# Cofinality of cardinals

I have read some of the related questions (cofinality and its consequences, for example) about cofinality, but I still have no idea how to calculate the cofinality of an aleph.

So, let's say I have a cardinal $\aleph_\alpha$, how should I go about calculating its cofinality?

I read some of Jech's Set Theory, but I did not grasp anything that might be useful to do my calculations. I apologize in advance if I missed something out from the book; I'll appreciate references to where I find the answer in the book.

• I think that [cofinality] is somewhat over-specific. This fits well into [cardinals] or [elementary-set-theory]. – Asaf Karagila Jun 9 '11 at 10:57

Starting out with $\aleph_0$, since the union of finitely many finite sets is finite, it follows that $\text{cof}(\aleph_0)=\aleph_0$.

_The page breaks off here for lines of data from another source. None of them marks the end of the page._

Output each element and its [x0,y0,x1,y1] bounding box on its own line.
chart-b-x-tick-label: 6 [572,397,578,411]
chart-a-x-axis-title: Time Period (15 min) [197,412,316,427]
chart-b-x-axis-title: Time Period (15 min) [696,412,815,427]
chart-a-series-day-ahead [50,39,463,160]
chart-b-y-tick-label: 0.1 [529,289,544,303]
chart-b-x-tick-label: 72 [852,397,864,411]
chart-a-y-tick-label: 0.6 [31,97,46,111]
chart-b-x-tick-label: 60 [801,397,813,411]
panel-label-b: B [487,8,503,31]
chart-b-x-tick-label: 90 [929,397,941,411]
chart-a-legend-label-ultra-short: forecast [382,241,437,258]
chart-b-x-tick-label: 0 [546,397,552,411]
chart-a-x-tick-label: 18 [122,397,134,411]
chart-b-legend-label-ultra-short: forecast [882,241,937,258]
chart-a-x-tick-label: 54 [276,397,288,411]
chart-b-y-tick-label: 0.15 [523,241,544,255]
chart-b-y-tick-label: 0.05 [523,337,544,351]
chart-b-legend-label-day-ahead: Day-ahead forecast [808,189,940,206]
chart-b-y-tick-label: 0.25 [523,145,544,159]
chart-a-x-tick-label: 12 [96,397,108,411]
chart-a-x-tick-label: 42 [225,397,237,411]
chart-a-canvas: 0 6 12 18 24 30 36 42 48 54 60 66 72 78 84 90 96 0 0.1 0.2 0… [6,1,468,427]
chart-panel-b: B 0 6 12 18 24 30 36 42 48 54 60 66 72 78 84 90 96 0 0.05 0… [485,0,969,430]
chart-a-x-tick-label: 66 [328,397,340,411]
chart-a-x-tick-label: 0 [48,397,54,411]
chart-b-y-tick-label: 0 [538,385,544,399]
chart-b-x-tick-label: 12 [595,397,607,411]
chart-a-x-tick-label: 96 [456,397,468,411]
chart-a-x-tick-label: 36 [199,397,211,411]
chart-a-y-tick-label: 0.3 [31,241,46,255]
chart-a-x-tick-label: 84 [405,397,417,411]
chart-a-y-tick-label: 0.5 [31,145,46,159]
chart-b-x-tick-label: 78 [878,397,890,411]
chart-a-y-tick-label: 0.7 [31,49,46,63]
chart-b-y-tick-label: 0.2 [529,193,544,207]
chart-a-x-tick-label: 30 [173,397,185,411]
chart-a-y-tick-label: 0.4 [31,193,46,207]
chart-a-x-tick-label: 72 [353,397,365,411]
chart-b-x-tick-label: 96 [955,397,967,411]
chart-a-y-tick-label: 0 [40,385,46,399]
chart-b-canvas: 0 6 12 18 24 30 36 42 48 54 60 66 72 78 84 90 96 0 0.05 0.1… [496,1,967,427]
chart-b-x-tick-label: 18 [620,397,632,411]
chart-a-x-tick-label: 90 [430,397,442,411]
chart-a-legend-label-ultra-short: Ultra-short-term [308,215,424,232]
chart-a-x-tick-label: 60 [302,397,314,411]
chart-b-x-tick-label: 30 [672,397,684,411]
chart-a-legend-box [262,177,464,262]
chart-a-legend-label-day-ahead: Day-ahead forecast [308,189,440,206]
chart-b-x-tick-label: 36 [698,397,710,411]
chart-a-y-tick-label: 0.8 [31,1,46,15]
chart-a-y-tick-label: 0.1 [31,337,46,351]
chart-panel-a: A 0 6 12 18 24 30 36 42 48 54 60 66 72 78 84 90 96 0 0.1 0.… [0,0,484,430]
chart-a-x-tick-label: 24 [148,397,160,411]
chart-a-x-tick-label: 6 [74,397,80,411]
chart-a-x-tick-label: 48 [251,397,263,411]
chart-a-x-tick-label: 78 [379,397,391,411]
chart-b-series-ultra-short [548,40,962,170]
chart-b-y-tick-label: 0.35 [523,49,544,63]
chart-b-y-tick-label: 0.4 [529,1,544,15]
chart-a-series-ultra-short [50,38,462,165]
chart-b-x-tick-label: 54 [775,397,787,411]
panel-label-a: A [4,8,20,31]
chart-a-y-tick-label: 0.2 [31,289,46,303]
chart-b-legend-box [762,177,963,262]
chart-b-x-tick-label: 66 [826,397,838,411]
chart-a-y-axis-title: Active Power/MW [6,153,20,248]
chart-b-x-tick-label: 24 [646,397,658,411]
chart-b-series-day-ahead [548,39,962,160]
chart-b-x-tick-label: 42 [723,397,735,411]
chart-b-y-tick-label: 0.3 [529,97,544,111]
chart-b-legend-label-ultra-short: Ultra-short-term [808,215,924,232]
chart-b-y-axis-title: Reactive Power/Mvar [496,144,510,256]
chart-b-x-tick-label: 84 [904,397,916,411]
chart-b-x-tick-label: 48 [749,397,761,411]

For successor cardinals, since $\aleph_{\alpha+1}$ means $(\aleph_\alpha)^+$, which is a regular cardinal (this uses AC), we know $\text{cof}(\aleph_{\alpha+1})=\aleph_{\alpha+1}$.

The remaining case is limit cardinals, or $\aleph_\lambda$ for a limit ordinal $\lambda$. In this case, $\aleph_\lambda=\text{sup}_{\alpha\lt\lambda}\aleph_\alpha$ is the limit of a $\lambda$-sequence of smaller cardinals, and so by passing to the shortest possible subsequence of this sequence, we see that $\text{cof}(\aleph_\lambda)=\text{cof}(\lambda)$. So for example, $\text{cof}(\aleph_{\aleph_3+\omega^3})=\omega$, since there is an $\omega$-sequence unbounded in the ordinal $\aleph_3+\omega^3$.